2015 Campaign Season Begins

News

As the March 1st elections of mayors and representatives to the National Legislative Assembly and Central American Parliament (PARLACEN) approach in El Salvador, campaign season is in full swing, with billboards, telephone poles and television screens full of publicity for legislative and mayoral candidates alike. With 43 seats needed for a simple majority in the Legislative Assembly, both the governing Farabundo Martí National Liberation Front (FMLN) party and the right-wing Nationalist Republican Alliance (ARENA) party are vying to increase their seats, the FMLN in order to advance the executive government’s progressive agenda, and ARENA to undermine it. So far, it appears that the FMLN is taking the lead.

ARENA currently holds 28 out of 84 legislative seats. The right-wing party's legislative platform for the 2015-2018 term focuses more on general commitments than specific legislative proposals, and includes credit for small businesses, a Fiscal Health bill, and making English El Salvador’s second language. As recent Supreme Court decisions have increasingly reoriented El Salvador’s electoral system from a party-centered system to an individual-centered one, ARENA has undertaken an individualized campaigning strategy, its candidates and their benefactors independently wealthy enough to splurge on massive advertising campaigns encouraging voters to mark their individual images on the ballot. This strategy, which seeks to associate voters with candidate’s faces rather than ARENA’s flag, speaks to the party’s fall from grace in public opinion following recent electoral defeats, internal divisions and an ongoing parade of corruption scandals.

An FMLN campaign poster image: FMLN An FMLN campaign poster
image: FMLN

The FMLN currently holds 33 seats in the Assembly. The leftist party’s 2015-2018 proposals include the passage of the Arts and Culture Law, the creation of a Pedagogical Studies Institute to train future teachers, the creation of specialized courts for gender-based violence, constitutional guarantees to the right to food and water, and the prohibition of metallic mining. In spite of the recent changes to shift the electoral system’s focus to individual candidates over the collective projects of political parties, the FMLN is campaigning as a unified party under the slogan “We work in your favor,” and urging its base not to vote for particular candidates, but to simply vote for the party flag. The strategy appears to be working: a November poll conducted by the conservative newspaper La Prensa Gráfica showed that 34.7% of participants would prefer the FMLN to maintain control of the Legislative Assembly, with 19.7% preferring that ARENA gain more power in the Assembly and 26.9% preferring a “balance.”

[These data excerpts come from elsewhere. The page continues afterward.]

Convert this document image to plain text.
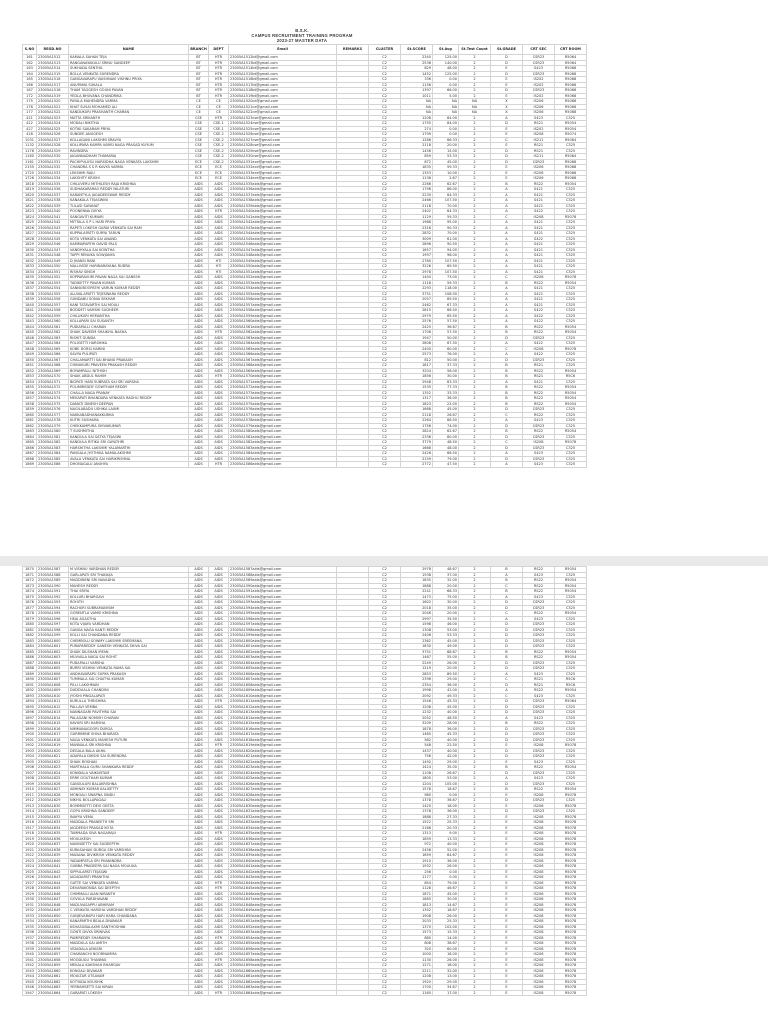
B.S.K.
CAMPUS RECRUITMENT TRAINING PROGRAM
2023-27 MASTER DATA
S.NO	REGD.NO	NAME	BRANCH	DEPT	Email	REMARKS	CLUSTER	St.SCORE	St.Avg	St.Test Count	St.GRADE	CRT SEC	CRT ROOM
161	23005A1512	KAMALA SAHAN TEJA	BT	HTR	23005A1512bt@gmail.com		C2	2340	125.00	2	D	CSR23	R5064
162	23005A1513	RANGANAYAKULU SRINU SANDEEP	BT	HTR	23005A1513bt@gmail.com		C2	2536	140.00	2	D	CSR23	R5064
163	23005A1514	SUKHADA SENTHIL	BT	HTR	23005A1514bt@gmail.com		C2	829	48.00	2	E	S423	R5068
164	23005A1515	BOLLA VENKATA SURENDRA	BT	HTR	23005A1515bt@gmail.com		C2	1452	125.00	2	D	CSR23	R5068
165	23005A1516	GANGAVARAPU VAISHNAVI VISHNU PRIYA	BT	HTR	23005A1516bt@gmail.com		C2	336	0.00	2	E	IS202	R5068
166	23005A1517	ANUPAMA SUKALA	BT	HTR	23005A1517bt@gmail.com		C2	1156	0.00	2	E	IS202	R5068
167	23005A1518	THAM TAGGESH GOUNI PAVAN	BT	HTR	23005A1518bt@gmail.com		C2	1397	66.00	2	D	CSR23	R5068
172	23005A1519	YEDLA BHUVANA CHANDRIKA	BT	HTR	23005A1519bt@gmail.com		C2	1011	5.00	2	E	IS202	R5068
175	23005A1520	PAYALA MAHENDRA VARMA	CE	CE	23005A1520ce@gmail.com		C2	NA	NA	NA	X	IS206	R5068
176	23005A1521	KHAT SUSAI MOHAMED ALI	CE	CE	23005A1521ce@gmail.com		C2	NA	NA	NA	X	IS206	R5068
177	23005A1522	KANDUKURI PRASHANTH CHARAN	CE	CE	23005A1522ce@gmail.com		C2	NA	NA	NA	X	IS206	R5068
421	23005A1523	MATTA SRIKANTH	CSE	HTR	23005A1523cse@gmail.com		C2	1208	84.00	2	A	S423	C325
422	23005A1524	MODALI NIKITHA	CSE	CSE-1	23005A1524cse@gmail.com		C2	1755	84.00	2	D	RS21	R5054
427	23005A1525	KOTIKI SAKARAM PRIYA	CSE	CSE-1	23005A1525cse@gmail.com		C2	274	0.00	2	E	IS202	R5054
428	23005A1526	SUNDEE ANUGESH	CSE	CSE-2	23005A1526cse@gmail.com		C2	1799	0.00	2	E	IS208	R5074
1031	23005A1527	KOLLAGANI LAKSHMI SRAVYA	CSE	CSE-2	23005A1527cse@gmail.com		C2	1286	66.33	2	C	IS211	R5064
1132	23005A1528	KOLLIPARA KAMPA VAMSI NAGA PRASAD KUYUM	CSE	CSE-2	23005A1528cse@gmail.com		C2	2118	20.00	2	E	RS21	C325
1176	23005A1529	RAVINDRA	CSE	CSE-2	23005A1529cse@gmail.com		C2	1456	15.00	2	D	RS21	C325
1160	23005A1530	JAGANNADHAM THAMARAJ	CSE	CSE-2	23005A1530cse@gmail.com		C2	859	53.33	2	D	IS211	R5064
1161	23005A1531	PACHIPULUSU NARSIDHA NAGA VENKATA LAKSHMI	ECE	CSE-2	23005A1531ece@gmail.com		C2	872	45.00	2	D	CSR23	R5068
2155	23005A1532	CHANDRA S S R KAVYA VARMA	ECE	ECE	23005A1532ece@gmail.com		C2	1835	59.33	2	E	IS206	R5068
1725	23005A1533	LEKSHMI RAJU	ECE	ECE	23005A1533ece@gmail.com		C2	1353	10.00	2	E	IS206	R5068
1726	23005A1534	LAKSHITY KRISHI	ECE	ECE	23005A1534ece@gmail.com		C2	1136	2.67	2	E	IS206	R5068
1818	23005A1535	CHILUVERU MITHILESH RAJA KRISHNA	AIDS	AIDS	23005A1535aids@gmail.com		C2	2266	62.67	2	B	RS22	R5054
1819	23005A1536	SUDHAKARARAO REDDY NILATURI	AIDS	AIDS	23005A1536aids@gmail.com		C2	1798	86.00	2	A	S421	C325
1820	23005A1537	KARANTYLA JAGADEESWAR REDDY	AIDS	AIDS	23005A1537aids@gmail.com		C2	2230	64.33	2	A	S421	C325
1821	23005A1538	KANAKALA TEJASWINI	AIDS	AIDS	23005A1538aids@gmail.com		C2	2466	107.50	2	A	S421	C325
1822	23005A1539	TULASI SAYANAT	AIDS	AIDS	23005A1539aids@gmail.com		C2	2118	70.00	2	A	S421	C325
1823	23005A1540	POONENNA DIVYA	AIDS	HTR	23005A1540aids@gmail.com		C2	2402	64.33	2	A	S422	C325
1824	23005A1541	SANGAVITI KUMARI	AIDS	AIDS	23005A1541aids@gmail.com		C2	1129	59.33	2	C	IS208	R5078
1825	23005A1542	MITTALA S P L HARI PRIYA	AIDS	AIDS	23005A1542aids@gmail.com		C2	1988	95.00	2	A	S421	C325
1826	23005A1543	RAPETI LOKESH GARAI VENKATA SAI RAM	AIDS	AIDS	23005A1543aids@gmail.com		C2	2316	90.33	2	A	S421	C325
1827	23005A1544	KUPPALAPATTI SURYA TARUN	AIDS	AIDS	23005A1544aids@gmail.com		C2	2832	70.00	2	A	S421	C325
1828	23005A1545	KOTA VENKATA SAI ANAND	AIDS	AIDS	23005A1545aids@gmail.com		C2	3009	61.00	2	A	S422	C325
1829	23005A1546	KAMMAPARTHI DAVID PALS	AIDS	AIDS	23005A1546aids@gmail.com		C2	2896	90.50	2	A	S421	C325
1830	23005A1547	VANDHYALA SAI KOWTHA	AIDS	AIDS	23005A1547aids@gmail.com		C2	1657	94.00	2	A	S421	C325
1831	23005A1548	TAPPI RENUKA SOWJANYA	AIDS	AIDS	23005A1548aids@gmail.com		C2	1997	98.00	2	A	S421	C325
1832	23005A1549	D JHANSI RANI	AIDS	HTI	23005A1549aids@gmail.com		C2	2780	107.50	2	A	S421	C325
1833	23005A1550	NALLIVIDE HARINARAYANA RUDRA	AIDS	HTI	23005A1550aids@gmail.com		C2	3226	69.50	2	A	S421	C325
1834	23005A1551	RISHAV SINGH	AIDS	HTI	23005A1551aids@gmail.com		C2	2978	107.50	2	A	S421	C325
1835	23005A1552	KOPPARAVURI PAVAN NAGA SAI GANESH	AIDS	AIDS	23005A1552aids@gmail.com		C2	1494	73.00	2	C	IS208	R5078
1836	23005A1553	TADIKETTY PAVAN KUMAR	AIDS	AIDS	23005A1553aids@gmail.com		C2	1118	59.33	2	B	RS22	R5054
1837	23005A1554	SANNUBOOPATHI VARUN KUMAR REDDY	AIDS	AIDS	23005A1554aids@gmail.com		C2	2293	118.00	2	A	S421	C325
1838	23005A1555	ALUVALAPATTI TEJESWARA REDDY	AIDS	AIDS	23005A1555aids@gmail.com		C2	3751	108.50	2	A	S421	C325
1839	23005A1556	GUNDABU SONIA SEKHAR	AIDS	AIDS	23005A1556aids@gmail.com		C2	2057	89.50	2	A	S421	C325
1840	23005A1557	KANI TATAVARTHI SAI MOULI	AIDS	AIDS	23005A1557aids@gmail.com		C2	2462	67.33	2	A	S421	C325
1841	23005A1558	BODDETI VAMSHI SUDHEER	AIDS	AIDS	23005A1558aids@gmail.com		C2	2815	66.50	2	A	S422	C325
1842	23005A1559	CHILUKURI HEMANTHA	AIDS	AIDS	23005A1559aids@gmail.com		C2	2979	65.50	2	A	S422	C325
1843	23005A1560	KOLLAPARI SAI SUSANTH	AIDS	AIDS	23005A1560aids@gmail.com		C2	2576	57.50	2	A	S422	C325
1844	23005A1561	PUDIAPALLI CHARAN	AIDS	AIDS	23005A1561aids@gmail.com		C2	2425	36.67	2	B	RS22	R5054
1845	23005A1562	SHAIK DAVEEM SHAIKHIL BASHA	AIDS	HTR	23005A1562aids@gmail.com		C2	1706	57.50	2	B	RS22	R5054
1846	23005A1563	RISHIT GUNDA	AIDS	AIDS	23005A1563aids@gmail.com		C2	1947	50.00	2	D	CSR23	C325
1847	23005A1564	POLIGETTI HARSHIKA	AIDS	AIDS	23005A1564aids@gmail.com		C2	2808	67.50	2	A	S422	C325
1848	23005A1565	KOBE DORSI HARINI	AIDS	AIDS	23005A1565aids@gmail.com		C2	2400	60.00	2	C	IS208	R5078
1849	23005A1566	SAVYA PULIPATI	AIDS	AIDS	23005A1566aids@gmail.com		C2	2573	76.00	2	A	S422	C325
1850	23005A1567	CHALAMARTTI SAI BHANU PRAKASH	AIDS	AIDS	23005A1567aids@gmail.com		C2	812	50.00	2	D	CSR23	C325
1851	23005A1568	CHINUKURI PRAVEEN PRAKASH REDDY	AIDS	AIDS	23005A1568aids@gmail.com		C2	1817	37.33	2	B	RS21	C325
1852	23005A1569	BOYAMPALLI NITHISH	AIDS	AIDS	23005A1569aids@gmail.com		C2	3204	56.00	2	B	RS22	R5054
1853	23005A1570	SHAIK ABDUL RAHIM	AIDS	HTR	23005A1570aids@gmail.com		C2	1856	30.00	2	B	RS21	R5C6
1854	23005A1571	BIGPATI HARI SUBRATA SAI SRI VARSHA	AIDS	AIDS	23005A1571aids@gmail.com		C2	2948	83.33	2	A	S421	C325
1855	23005A1572	POLIMIREDDY GOWTHAM REDDY	AIDS	AIDS	23005A1572aids@gmail.com		C2	1535	77.33	2	B	RS22	R5054
1856	23005A1573	CHALLA NAGA PRANAY	AIDS	AIDS	23005A1573aids@gmail.com		C2	1352	33.33	2	B	RS22	R5054
1857	23005A1574	MEKAPATI BHANDARA VENKATA RAGHU REDDY	AIDS	AIDS	23005A1574aids@gmail.com		C2	1317	36.00	2	B	RS22	R5054
1858	23005A1575	DAMATI DINESH DEEPAN	AIDS	AIDS	23005A1575aids@gmail.com		C2	1823	22.00	2	B	RS22	R5054
1859	23005A1576	NAGILABADU USHIKA LAXMI	AIDS	AIDS	23005A1576aids@gmail.com		C2	1668	45.00	2	D	CSR23	C325
1860	23005A1577	NAKKABADHANAKKUBHA	AIDS	AIDS	23005A1577aids@gmail.com		C2	2118	26.67	2	C	RS22	C325
1861	23005A1578	KUTRI SUSHAMA	AIDS	AIDS	23005A1578aids@gmail.com		C2	2264	86.50	2	A	S423	C325
1862	23005A1579	CHEKKAMPURA SHIVAKUMAR	AIDS	AIDS	23005A1579aids@gmail.com		C2	1756	74.00	2	D	CSR23	C325
1863	23005A1580	T SUSHMITHA	AIDS	AIDS	23005A1580aids@gmail.com		C2	2824	62.67	2	B	RS22	R5054
1864	23005A1581	KANDULA SAI SATYA TEJASWI	AIDS	AIDS	23005A1581aids@gmail.com		C2	2336	80.00	2	D	CSR23	C325
1865	23005A1582	KANDULA RITIKA SRI GAYATHRI	AIDS	AIDS	23005A1582aids@gmail.com		C2	3779	48.50	2	C	IS208	R5078
1866	23005A1583	HARSHITHA LAKSHMI YALAMARTHI	AIDS	AIDS	23005A1583aids@gmail.com		C2	1668	48.00	2	D	CSR23	C325
1867	23005A1584	PANGALA JYOTHIKA NAMALAKSHMI	AIDS	AIDS	23005A1584aids@gmail.com		C2	2426	66.50	2	A	S423	C325
1868	23005A1585	AVALA VENKATA SAI HARIKRISHNA	AIDS	AIDS	23005A1585aids@gmail.com		C2	2159	79.00	2	D	CSR23	C325
1869	23005A1586	DHONAGALU ANUHYA	AIDS	HTR	23005A1586aids@gmail.com		C2	2772	47.50	2	A	S423	C325
1870	23005A1587	M VISHNU VARDHAN REDDY	AIDS	AIDS	23005A1587aids@gmail.com		C2	2978	48.67	2	B	RS22	R5054
1871	23005A1588	GARLAPATI SRI THANUJA	AIDS	AIDS	23005A1588aids@gmail.com		C2	1938	37.00	2	A	S423	C325
1872	23005A1589	MADDINENI SRI NAVADHA	AIDS	AIDS	23005A1589aids@gmail.com		C2	1835	32.00	2	B	RS22	R5054
1873	23005A1590	MAHESH REDDY	AIDS	AIDS	23005A1590aids@gmail.com		C2	1888	20.00	2	C	RS22	R5054
1874	23005A1591	THAI SRIYA	AIDS	AIDS	23005A1591aids@gmail.com		C2	2241	68.33	2	B	RS22	R5054
1875	23005A1592	KOLLURI BHARGAVI	AIDS	AIDS	23005A1592aids@gmail.com		C2	1473	75.00	2	A	S423	C325
1876	23005A1593	ROHITH	AIDS	AIDS	23005A1593aids@gmail.com		C2	1602	30.00	2	D	CSR23	C325
1877	23005A1594	RACHURI SUBRAMANYAM	AIDS	AIDS	23005A1594aids@gmail.com		C2	2018	35.00	2	D	CSR23	C325
1878	23005A1595	GORENTLA VAMSI KRISHNA	AIDS	AIDS	23005A1595aids@gmail.com		C2	2046	20.00	2	C	RS22	R5054
1879	23005A1596	HEJA AGASTHA	AIDS	AIDS	23005A1596aids@gmail.com		C2	2997	35.50	2	A	S423	C325
1880	23005A1597	KOTA VIJAYA VARDHAN	AIDS	AIDS	23005A1597aids@gmail.com		C2	1598	46.00	2	D	CSR23	C325
1881	23005A1598	GANGA NAGA KANTI REDDY	AIDS	AIDS	23005A1598aids@gmail.com		C2	1308	53.00	2	D	CSR23	C325
1882	23005A1599	KOLLI SAI CHANDANA REDDY	AIDS	AIDS	23005A1599aids@gmail.com		C2	2406	53.33	2	D	CSR23	C325
1883	23005A1600	CHEMBOLU SOWMY LAKSHMI SREEMANA	AIDS	AIDS	23005A1600aids@gmail.com		C2	2362	45.00	2	D	CSR23	C325
1884	23005A1601	PURAPAREDDY GANESH VENKATA SHIVA SAI	AIDS	AIDS	23005A1601aids@gmail.com		C2	1830	49.00	2	D	CSR23	C325
1885	23005A1602	SHAIK DILSHAN IRFAN	AIDS	AIDS	23005A1602aids@gmail.com		C2	3751	88.67	2	B	RS22	R5054
1886	23005A1603	MUVVALA NAGA SAI ROHIT	AIDS	AIDS	23005A1603aids@gmail.com		C2	1467	55.00	2	B	RS22	R5054
1887	23005A1604	PUDAPALLI VARSHA	AIDS	AIDS	23005A1604aids@gmail.com		C2	2249	26.00	2	D	CSR23	C325
1888	23005A1605	BURRI VISHNU VENKATA RAMA SAI	AIDS	AIDS	23005A1605aids@gmail.com		C2	1219	20.00	2	D	CSR23	C325
1889	23005A1606	ANDHAVARAPU SURYA PRAKASH	AIDS	AIDS	23005A1606aids@gmail.com		C2	2853	89.50	2	A	S423	C325
1890	23005A1607	TUMMALA SAI CHAITYA KUMAR	AIDS	AIDS	23005A1607aids@gmail.com		C2	2396	29.00	2	C	RS21	R5C6
1891	23005A1608	PILLI LAKSHMAN	AIDS	AIDS	23005A1608aids@gmail.com		C2	2354	36.00	2	D	RS21	R5C6
1892	23005A1609	DUDDUALA CHANDINI	AIDS	AIDS	23005A1609aids@gmail.com		C2	1998	42.00	2	A	RS22	R5054
1893	23005A1610	JYOSHI PINGALAPATI	AIDS	AIDS	23005A1610aids@gmail.com		C2	2092	49.33	2	C	S423	C325
1894	23005A1611	KURULLA THRISHMA	AIDS	HTR	23005A1611aids@gmail.com		C2	1546	45.33	2	D	CSR23	R5064
1895	23005A1612	PALLAVI VEMBA	AIDS	AIDS	23005A1612aids@gmail.com		C2	1208	45.00	2	D	CSR23	C325
1896	23005A1613	NANNAGARI PAVITHRA SAI	AIDS	AIDS	23005A1613aids@gmail.com		C2	1232	40.00	2	D	CSR23	C325
1897	23005A1614	PALAGANI NOMISH CHARAN	AIDS	AIDS	23005A1614aids@gmail.com		C2	2052	48.50	2	A	S423	C325
1898	23005A1615	KAVURI SRI HARSHA	AIDS	AIDS	23005A1615aids@gmail.com		C2	3209	28.00	2	B	RS22	C325
1899	23005A1616	NIMMANAGOORI DURGA	AIDS	AIDS	23005A1616aids@gmail.com		C2	1878	36.00	2	D	CSR23	C325
1900	23005A1617	GURRIMINE SHIVA BHARATA	AIDS	AIDS	23005A1617aids@gmail.com		C2	1465	45.33	2	D	CSR23	C325
1901	23005A1618	NAGA VENKATA MAHESH PUTURI	AIDS	AIDS	23005A1618aids@gmail.com		C2	582	40.00	2	D	CSR23	C325
1902	23005A1619	MANNALA SRI KRISHNA	AIDS	HTR	23005A1619aids@gmail.com		C2	548	22.50	2	E	IS208	R5078
1903	23005A1620	DEGALA BALA AKHIL	AIDS	AIDS	23005A1620aids@gmail.com		C2	1437	40.00	2	D	CSR23	C325
1904	23005A1621	ADAPALA DIKSHI SAI SURENDRA	AIDS	AIDS	23005A1621aids@gmail.com		C2	756	42.00	2	D	CSR23	C325
1905	23005A1622	SHAIK ROSHAN	AIDS	AIDS	23005A1622aids@gmail.com		C2	1492	29.00	2	E	S423	C325
1906	23005A1623	MARTHALA GURU SHANKARA REDDY	AIDS	AIDS	23005A1623aids@gmail.com		C2	1424	35.00	2	B	RS22	R5054
1907	23005A1624	KONIDALA VAIKUNTAM	AIDS	AIDS	23005A1624aids@gmail.com		C2	1108	26.67	2	D	CSR23	C325
1908	23005A1625	ERRE GOUTHAM KUMAR	AIDS	AIDS	23005A1625aids@gmail.com		C2	1805	53.00	2	A	S423	C325
1909	23005A1626	GANGULURI BALAKRISHNA	AIDS	AIDS	23005A1626aids@gmail.com		C2	1204	105.00	2	D	CSR23	C325
1910	23005A1627	ABHINAY KUMAR KALISETTY	AIDS	AIDS	23005A1627aids@gmail.com		C2	1578	18.67	2	B	RS22	R5054
1911	23005A1628	MONGALI SWAPNA SINDU	AIDS	AIDS	23005A1628aids@gmail.com		C2	980	0.00	2	E	IS208	R5078
1912	23005A1629	NIKHIL BOLLAPAGALI	AIDS	AIDS	23005A1629aids@gmail.com		C2	1378	36.67	2	D	CSR23	C325
1913	23005A1630	BOMMISETTI DEVI GEETA	AIDS	AIDS	23005A1630aids@gmail.com		C2	1420	18.00	2	E	IS208	R5078
1914	23005A1631	GOPU KRISHNA SANDEEP	AIDS	AIDS	23005A1631aids@gmail.com		C2	1378	36.00	2	D	CSR23	C325
1915	23005A1632	INAYYA VEMA	AIDS	AIDS	23005A1632aids@gmail.com		C2	1888	27.33	2	E	IS208	R5078
1916	23005A1633	MADDALA PRANEETH SRI	AIDS	AIDS	23005A1633aids@gmail.com		C2	1522	25.33	2	E	IS208	R5078
1917	23005A1634	JAGDEESH PRASAD KOTA	AIDS	AIDS	23005A1634aids@gmail.com		C2	2166	20.33	2	E	IS208	R5078
1918	23005A1635	TAMMADA SIVA NAGARAJU	AIDS	HTR	23005A1635aids@gmail.com		C2	1313	9.00	2	E	IS208	R5078
1919	23005A1636	MOULIKESH	AIDS	AIDS	23005A1636aids@gmail.com		C2	1859	13.33	2	E	IS208	R5078
1920	23005A1637	NAVINSETTY SAI SUDEEPTHI	AIDS	AIDS	23005A1637aids@gmail.com		C2	972	40.00	2	E	IS208	R5078
1921	23005A1638	KURASAHAVI DURGA SRI VARSHINI	AIDS	AIDS	23005A1638aids@gmail.com		C2	2458	52.00	2	E	IS208	R5078
1922	23005A1639	MADANA DIVIKRISH VENKATA REDDY	AIDS	AIDS	23005A1639aids@gmail.com		C2	1659	64.67	2	E	IS208	R5078
1923	23005A1640	YADAMPATLA SRI PHANINDRA	AIDS	AIDS	23005A1640aids@gmail.com		C2	1910	36.00	2	E	IS208	R5078
1924	23005A1641	GUBBA PRADEEPA SAI NAGA MOULIKA	AIDS	AIDS	23005A1641aids@gmail.com		C2	1932	26.00	2	E	IS208	R5078
1925	23005A1642	SIPPULAPATI TEJASWI	AIDS	AIDS	23005A1642aids@gmail.com		C2	256	0.00	2	E	IS208	R5078
1926	23005A1643	JAGADAPATI PRANITHA	AIDS	AIDS	23005A1643aids@gmail.com		C2	1177	0.00	2	E	IS208	R5078
1927	23005A1644	GATTE SAI VENKATA VARMA	AIDS	HTR	23005A1644aids@gmail.com		C2	854	79.00	2	E	IS208	R5078
1928	23005A1645	DEVARAKONDA SAI DEEPTHI	AIDS	HTR	23005A1645aids@gmail.com		C2	1128	46.67	2	E	IS208	R5078
1929	23005A1646	CHIMMALU AIAN NIRANTH	AIDS	AIDS	23005A1646aids@gmail.com		C2	1871	45.00	2	E	IS208	R5078
1930	23005A1647	GOVULA PARDHAVANI	AIDS	AIDS	23005A1647aids@gmail.com		C2	1865	30.00	2	E	IS208	R5078
1931	23005A1648	MADUVASAPPU ABHIRAM	AIDS	AIDS	23005A1648aids@gmail.com		C2	1813	14.67	2	E	IS208	R5078
1932	23005A1649	C VENKATA HARSHA VARDHAN REDDY	AIDS	AIDS	23005A1649aids@gmail.com		C2	1352	18.67	2	E	IS208	R5078
1933	23005A1650	GUNJEVARAPU HARI HARA CHANDANA	AIDS	AIDS	23005A1650aids@gmail.com		C2	1908	26.00	2	E	IS208	R5078
1934	23005A1651	KANAPARTHI BEALA DIWAKAR	AIDS	AIDS	23005A1651aids@gmail.com		C2	2033	25.33	2	E	IS208	R5078
1935	23005A1652	KSHASUBALAXMI SANTHOSHINI	AIDS	AIDS	23005A1652aids@gmail.com		C2	1370	102.00	2	E	IS208	R5078
1936	23005A1653	GONTI DIVYA SRINIVAS	AIDS	AIDS	23005A1653aids@gmail.com		C2	1573	15.33	2	E	IS208	R5078
1937	23005A1654	PAMIREDDY SHARANYA	AIDS	HTR	23005A1654aids@gmail.com		C2	880	14.00	2	E	IS208	R5078
1938	23005A1655	MADDULA SAI AMITH	AIDS	AIDS	23005A1655aids@gmail.com		C2	808	38.67	2	E	IS208	R5078
1939	23005A1656	VIDADALA JAYASRI	AIDS	AIDS	23005A1656aids@gmail.com		C2	320	60.00	2	E	IS208	R5078
1940	23005A1657	CHAMANCHI NOORNAMMA	AIDS	AIDS	23005A1657aids@gmail.com		C2	1000	18.00	2	E	IS208	R5078
1941	23005A1658	MOODUGU THANMAI	AIDS	HTR	23005A1658aids@gmail.com		C2	1130	26.00	2	E	IS208	R5078
1942	23005A1659	MEKALA KAKSHAH BHARGAV	AIDS	AIDS	23005A1659aids@gmail.com		C2	1271	18.00	2	E	IS208	R5078
1943	23005A1660	KONGALI DIVAKAR	AIDS	AIDS	23005A1660aids@gmail.com		C2	2211	32.00	2	E	IS208	R5078
1944	23005A1661	MOULTAR UTSAVAM	AIDS	AIDS	23005A1661aids@gmail.com		C2	1208	13.00	2	E	IS208	R5078
1945	23005A1662	KOTYADA KOUSHIK	AIDS	AIDS	23005A1662aids@gmail.com		C2	1920	29.00	2	E	IS208	R5078
1946	23005A1663	YERRAMSETTI SAI KIRAN	AIDS	AIDS	23005A1663aids@gmail.com		C2	1700	34.67	2	E	IS208	R5078
1947	23005A1664	GARAPATI LOKESH	AIDS	HTR	23005A1664aids@gmail.com		C2	1160	17.00	2	E	IS208	R5078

In the municipal races, polls show the FMLN poised to regain not only the capital city of San Salvador, but many of the populous municipalities making up its urban sprawl that were historically governed by the FMLN and went to ARENA in 2012. The Prensa Gráfica poll found that in the greater San Salvador metropolitan area, 38.3% of participants intended to vote for the FMLN, while 30.7% intended to vote for ARENA. In San Salvador, a December poll by CS Sondea found that 50.8% of participants intended to vote for the FMLN mayoral candidate Nayib Bukele, with 34.4% intending to vote for ARENA’s Edwin Zamora. 42.7% of San Salvador residents also intended to vote for FMLN legislators, while 36.5% would vote for ARENA representatives. Another December poll by Vox Latina also gave the FMLN a strong lead in the San Salvador suburb of Santa Tecla, formerly governed by now Vice President Oscar Ortiz of the FMLN: 54.3% expressed a preference for the leftist candidate, while 33.9% preferred the ARENA candidate.

The March 1st vote will pose a critical test for the direction of El Salvador’s policy project, whether it will continue on path revolutionary path forged by the Left or revert towards its conservative, neoliberal past. Thus far, signs favor the former.